Cupping Therapy in Greenville, SC
Cupping Therapy at IHP Greenville — TCM, in-house herbal pharmacy, functional medicine. Dr. Hendry, DAOM. Call (864) 365-6156.
Every manual therapy I know pushes tissue down. Cupping is the only technique that lifts it — and that decompressive vector does something compressive approaches fundamentally cannot. Fascial layers that have become adhered through chronic loading separate under suction. The hyperemic response flushes lactate, bradykinin, and substance P from tissue that's been ischemic for months. The marks are not bruises. They're extravasated blood from capillaries responding to pressure reversal — and the darker they are, the more stagnation was present. I use cupping most when sliding it along the thoracolumbar fascia produces the kind of release that I'm watching in real time.
How Cupping Therapy Works
Cupping is performed by creating suction with either fire (traditional fire cupping, using a flame to exhaust oxygen) or a manual pump (modern plastic cups). Cups are applied to the back, shoulders, legs, or abdomen depending on the therapeutic goal. Dr. Hendry uses stationary cupping (cups left in place for 5–15 minutes) and sliding cupping (oiled skin allows cups to glide across the back for myofascial release). Sessions run 20–30 minutes and are frequently combined with acupuncture.

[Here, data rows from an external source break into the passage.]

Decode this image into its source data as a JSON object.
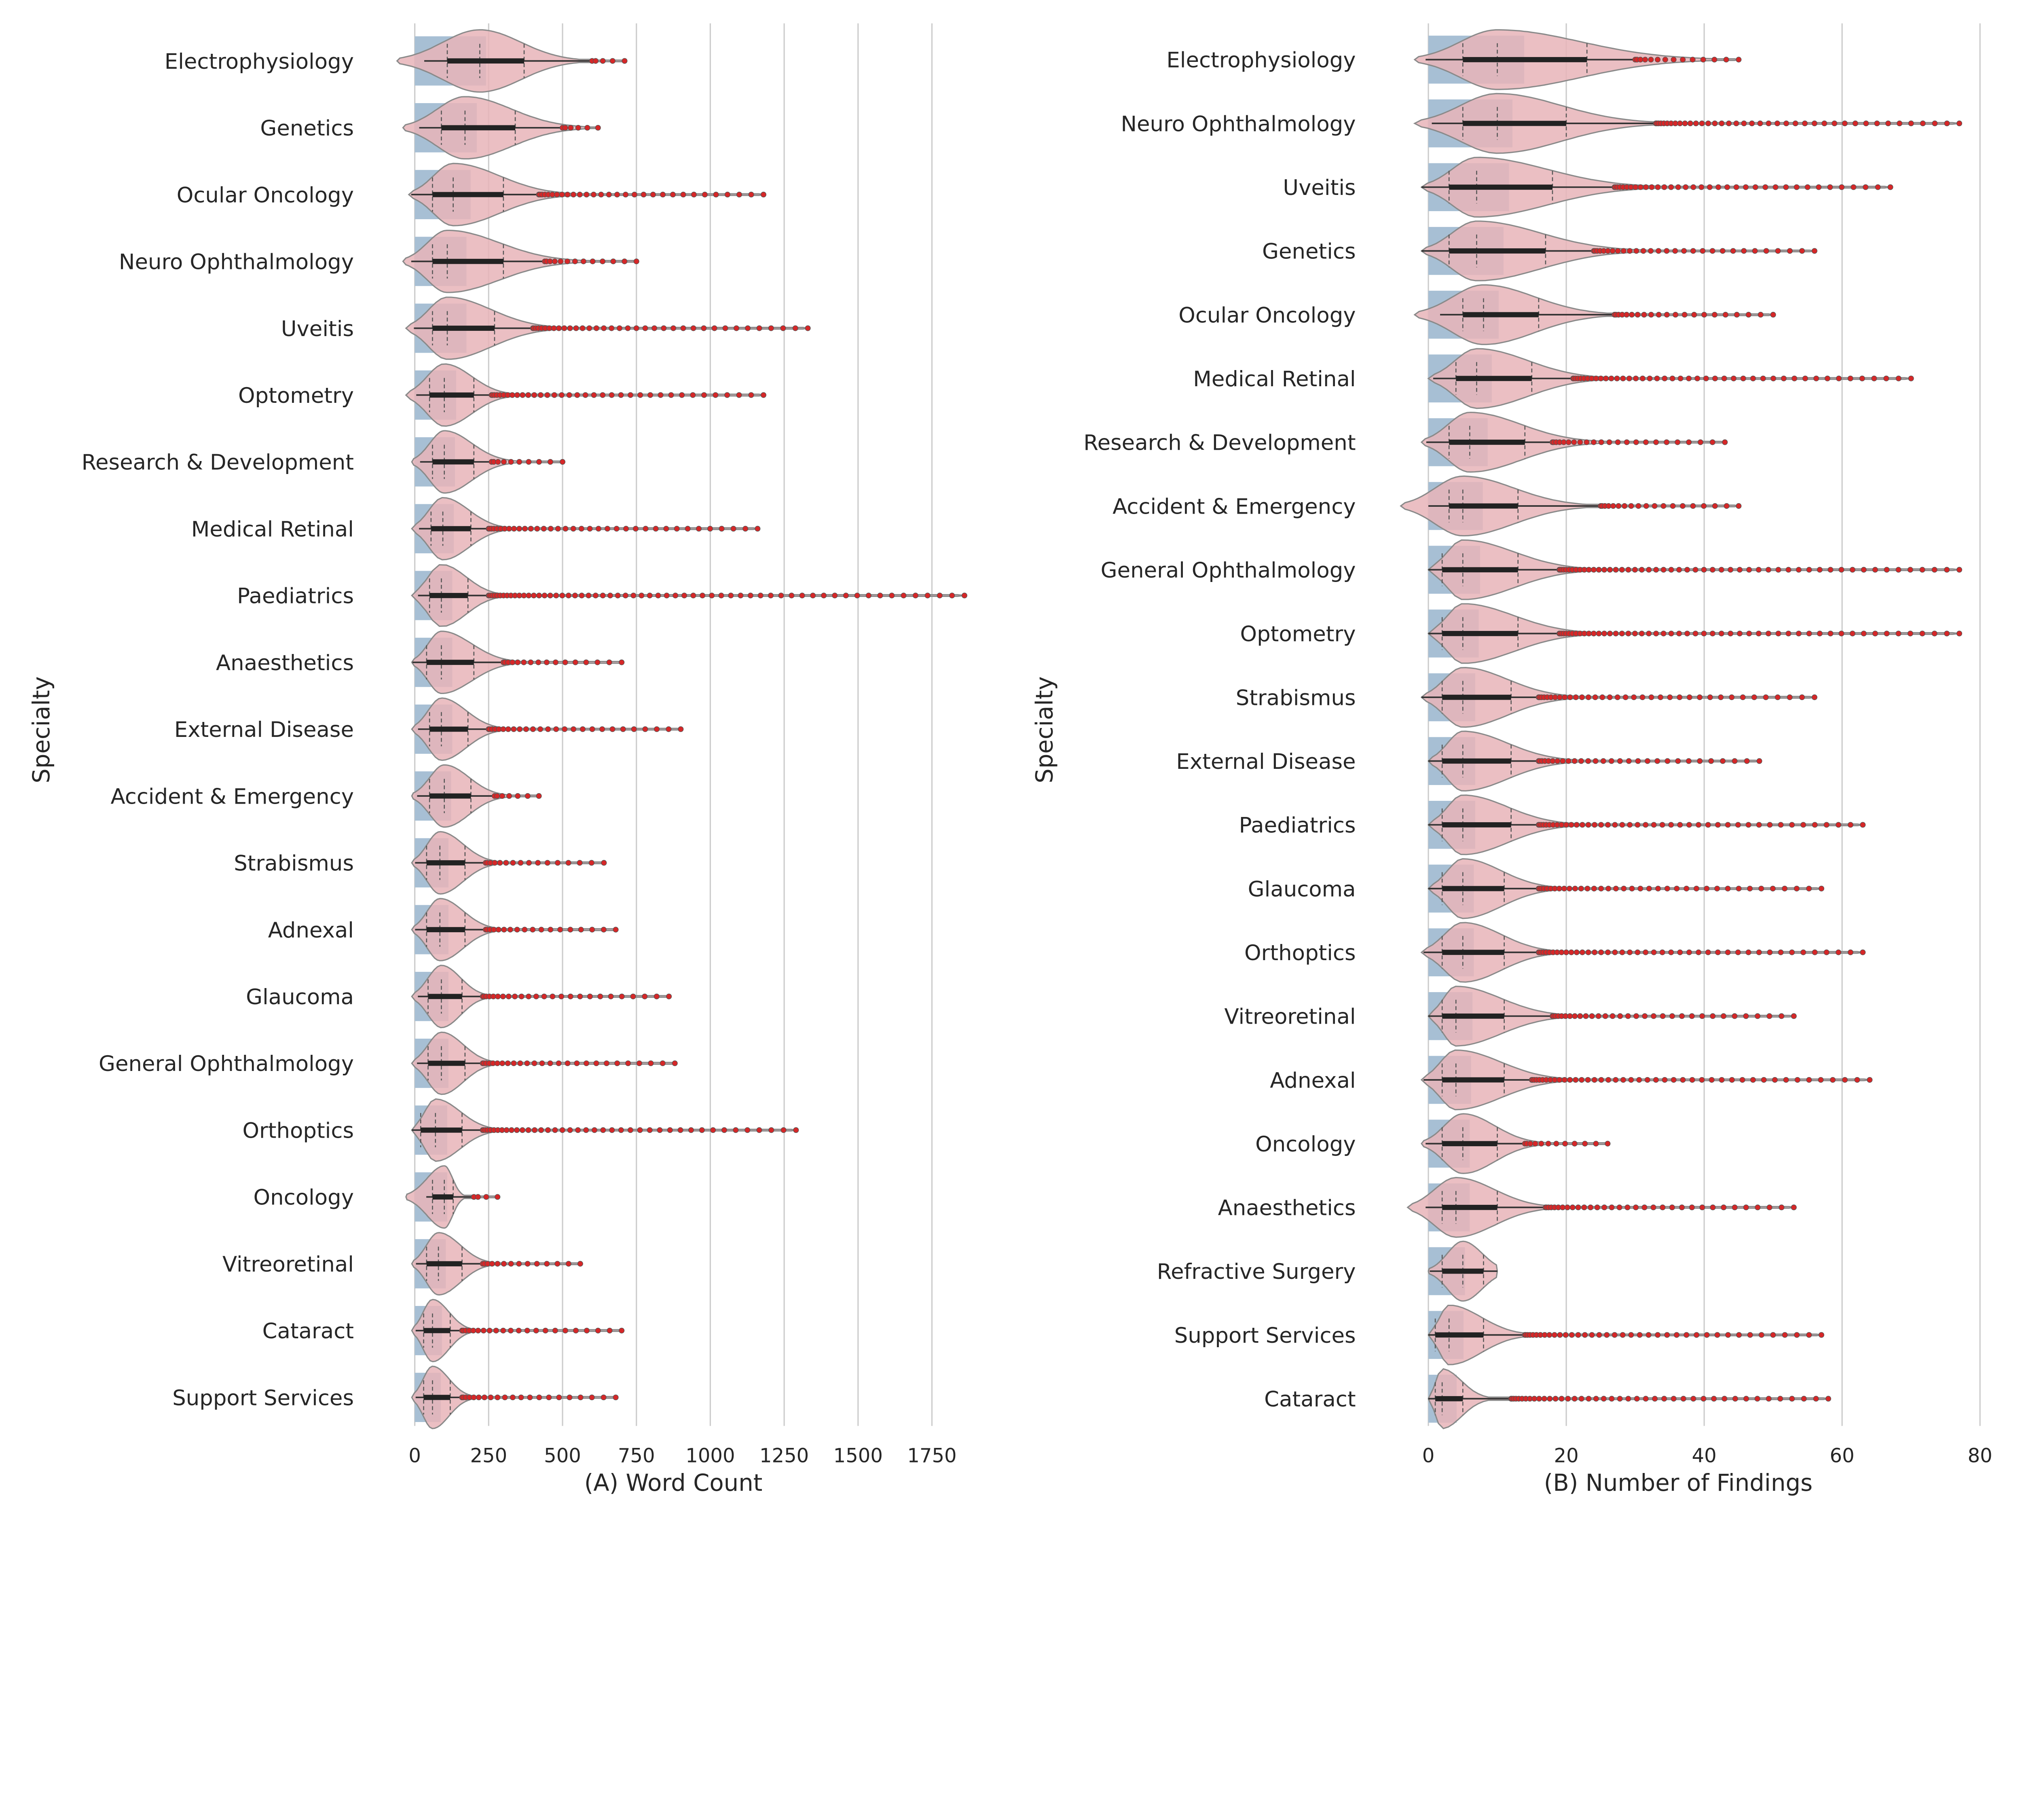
{
  "chart_data": [
    {
      "type": "bar+violin",
      "xlabel": "(A) Word Count",
      "ylabel": "Specialty",
      "xlim": [
        -60,
        1900
      ],
      "xticks": [
        0,
        250,
        500,
        750,
        1000,
        1250,
        1500,
        1750
      ],
      "grid": "vertical",
      "colors": {
        "bar": "#a7bfd4",
        "violin": "#e8b4b8",
        "outlier": "#d62728",
        "box": "#222222"
      },
      "fields": [
        "category",
        "mean",
        "q1",
        "median",
        "q3",
        "whisker_high",
        "max",
        "min"
      ],
      "rows": [
        [
          "Electrophysiology",
          241,
          110,
          220,
          370,
          600,
          710,
          -60
        ],
        [
          "Genetics",
          210,
          90,
          170,
          340,
          500,
          620,
          -40
        ],
        [
          "Ocular Oncology",
          189,
          60,
          130,
          300,
          420,
          1180,
          -20
        ],
        [
          "Neuro Ophthalmology",
          175,
          60,
          110,
          300,
          440,
          750,
          -40
        ],
        [
          "Uveitis",
          175,
          60,
          110,
          270,
          400,
          1330,
          -30
        ],
        [
          "Optometry",
          140,
          50,
          100,
          200,
          260,
          1180,
          -30
        ],
        [
          "Research & Development",
          136,
          60,
          100,
          200,
          260,
          500,
          -10
        ],
        [
          "Medical Retinal",
          132,
          55,
          95,
          190,
          250,
          1160,
          -10
        ],
        [
          "Paediatrics",
          127,
          50,
          90,
          180,
          250,
          1860,
          -10
        ],
        [
          "Anaesthetics",
          127,
          40,
          90,
          200,
          300,
          700,
          -10
        ],
        [
          "External Disease",
          127,
          50,
          90,
          180,
          250,
          900,
          -10
        ],
        [
          "Accident & Emergency",
          123,
          50,
          100,
          190,
          270,
          420,
          -10
        ],
        [
          "Strabismus",
          114,
          40,
          85,
          170,
          240,
          640,
          -10
        ],
        [
          "Adnexal",
          114,
          40,
          85,
          170,
          240,
          680,
          -10
        ],
        [
          "Glaucoma",
          114,
          45,
          90,
          160,
          230,
          860,
          -10
        ],
        [
          "General Ophthalmology",
          114,
          45,
          90,
          170,
          230,
          880,
          -10
        ],
        [
          "Orthoptics",
          110,
          20,
          70,
          160,
          230,
          1290,
          -10
        ],
        [
          "Oncology",
          110,
          60,
          100,
          130,
          200,
          280,
          -30
        ],
        [
          "Vitreoretinal",
          105,
          40,
          80,
          160,
          230,
          560,
          -10
        ],
        [
          "Cataract",
          92,
          30,
          60,
          120,
          160,
          700,
          -10
        ],
        [
          "Support Services",
          88,
          30,
          60,
          120,
          160,
          680,
          -10
        ]
      ]
    },
    {
      "type": "bar+violin",
      "xlabel": "(B) Number of Findings",
      "ylabel": "Specialty",
      "xlim": [
        -4,
        80
      ],
      "xticks": [
        0,
        20,
        40,
        60,
        80
      ],
      "grid": "vertical",
      "colors": {
        "bar": "#a7bfd4",
        "violin": "#e8b4b8",
        "outlier": "#d62728",
        "box": "#222222"
      },
      "fields": [
        "category",
        "mean",
        "q1",
        "median",
        "q3",
        "whisker_high",
        "max",
        "min"
      ],
      "rows": [
        [
          "Electrophysiology",
          13.9,
          5,
          10,
          23,
          30,
          45,
          -2
        ],
        [
          "Neuro Ophthalmology",
          12.2,
          5,
          10,
          20,
          33,
          77,
          -2
        ],
        [
          "Uveitis",
          11.7,
          3,
          7,
          18,
          27,
          67,
          -1
        ],
        [
          "Genetics",
          10.9,
          3,
          7,
          17,
          24,
          56,
          -1
        ],
        [
          "Ocular Oncology",
          10.2,
          5,
          8,
          16,
          27,
          50,
          -2
        ],
        [
          "Medical Retinal",
          9.2,
          4,
          7,
          15,
          21,
          70,
          0
        ],
        [
          "Research & Development",
          8.6,
          3,
          6,
          14,
          18,
          43,
          -1
        ],
        [
          "Accident & Emergency",
          7.9,
          3,
          5,
          13,
          25,
          45,
          -4
        ],
        [
          "General Ophthalmology",
          7.5,
          2,
          5,
          13,
          19,
          77,
          0
        ],
        [
          "Optometry",
          7.3,
          2,
          5,
          13,
          19,
          77,
          0
        ],
        [
          "Strabismus",
          6.8,
          2,
          5,
          12,
          16,
          56,
          -1
        ],
        [
          "External Disease",
          6.8,
          2,
          5,
          12,
          16,
          48,
          0
        ],
        [
          "Paediatrics",
          6.8,
          2,
          5,
          12,
          16,
          63,
          0
        ],
        [
          "Glaucoma",
          6.6,
          2,
          5,
          11,
          16,
          57,
          0
        ],
        [
          "Orthoptics",
          6.6,
          2,
          5,
          11,
          16,
          63,
          -1
        ],
        [
          "Vitreoretinal",
          6.4,
          2,
          4,
          11,
          18,
          53,
          0
        ],
        [
          "Adnexal",
          6.2,
          2,
          4,
          11,
          15,
          64,
          -1
        ],
        [
          "Oncology",
          6,
          2,
          5,
          10,
          14,
          26,
          -1
        ],
        [
          "Anaesthetics",
          6,
          2,
          4,
          10,
          17,
          53,
          -3
        ],
        [
          "Refractive Surgery",
          5.3,
          2,
          5,
          8,
          10,
          10,
          0
        ],
        [
          "Support Services",
          5.1,
          1,
          3,
          8,
          14,
          57,
          0
        ],
        [
          "Cataract",
          4.1,
          1,
          2,
          5,
          12,
          58,
          0
        ]
      ]
    }
  ]
}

Conditions Treated with Cupping Therapy
Cupping Therapy vs. Foam Rolling and Massage for Myofascial Pain
Consider a patient presenting with chronic upper trapezius tightness and recurring tension headaches. Foam rolling applies compressive load to the tissue — useful for superficial release but unable to access deeper fascial planes or generate the circulatory flush that cupping produces. Therapeutic massage addresses surface tension effectively but does not replicate the decompressive vector that mechanically separates adhered layers of the thoracolumbar fascia or the suboccipital connective tissue. Cupping creates a sustained lifting force that increases interstitial fluid exchange and stimulates local mast cell activity, promoting a controlled inflammatory response that initiates tissue remodeling. In clinical practice, patients who plateau on massage and foam rolling often experience significant improvement after a series of cupping sessions targeting the same regions. Our protocol pairs silicone cup placement with acupuncture to address both the local tissue dysfunction and the underlying neuromuscular patterns driving chronic tightness — a combination that neither modality achieves in isolation. This integrative approach reflects the mechanistic precision that distinguishes professional clinical cupping from self-care tools.
Research & Evidence
Cupping therapy applies negative pressure to the skin and underlying fascia, mechanically decompressing soft tissue and driving a localized hyperemic response. This vascular recruitment accelerates clearance of metabolic byproducts — lactate, bradykinin, substance P — that accumulate in ischemic myofascial tissue. A systematic review by Lauche R et al. (Evid Based Complement Alternat Med, 2011) evaluated the effects of cupping on neck and shoulder pain, finding clinically meaningful reductions in pain intensity across multiple controlled trials. Kim JI et al. (Evid Based Complement Alternat Med, 2011) conducted a broader systematic review of cupping for pain conditions and concluded that the evidence supports its use as an adjunctive intervention, particularly for musculoskeletal presentations. The mechanical decompression created by suction differs fundamentally from compressive manual therapies: rather than pushing tissue, cupping lifts and separates fascial layers, breaking fibrotic cross-links and restoring glide between tissue planes. Silicone cups allow precise, calibrated suction and can be moved dynamically along fascial meridians, combining decompression with active myofascial release in a single treatment sequence.
Your First Appointment
Inform Dr. Hendry if you have any bleeding disorders, are on anticoagulants, or have active skin inflammation at potential cup sites. Cupping marks last 3–10 days depending on severity of stagnation — they are not painful and fade on their own.
Why Dr. Hendry for Cupping Therapy
Dr. Hendry uses cupping as a precision technique integrated into a broader treatment strategy — not as a standalone attraction. His clinical experience with cupping spans both traditional Chinese and modern myofascial applications.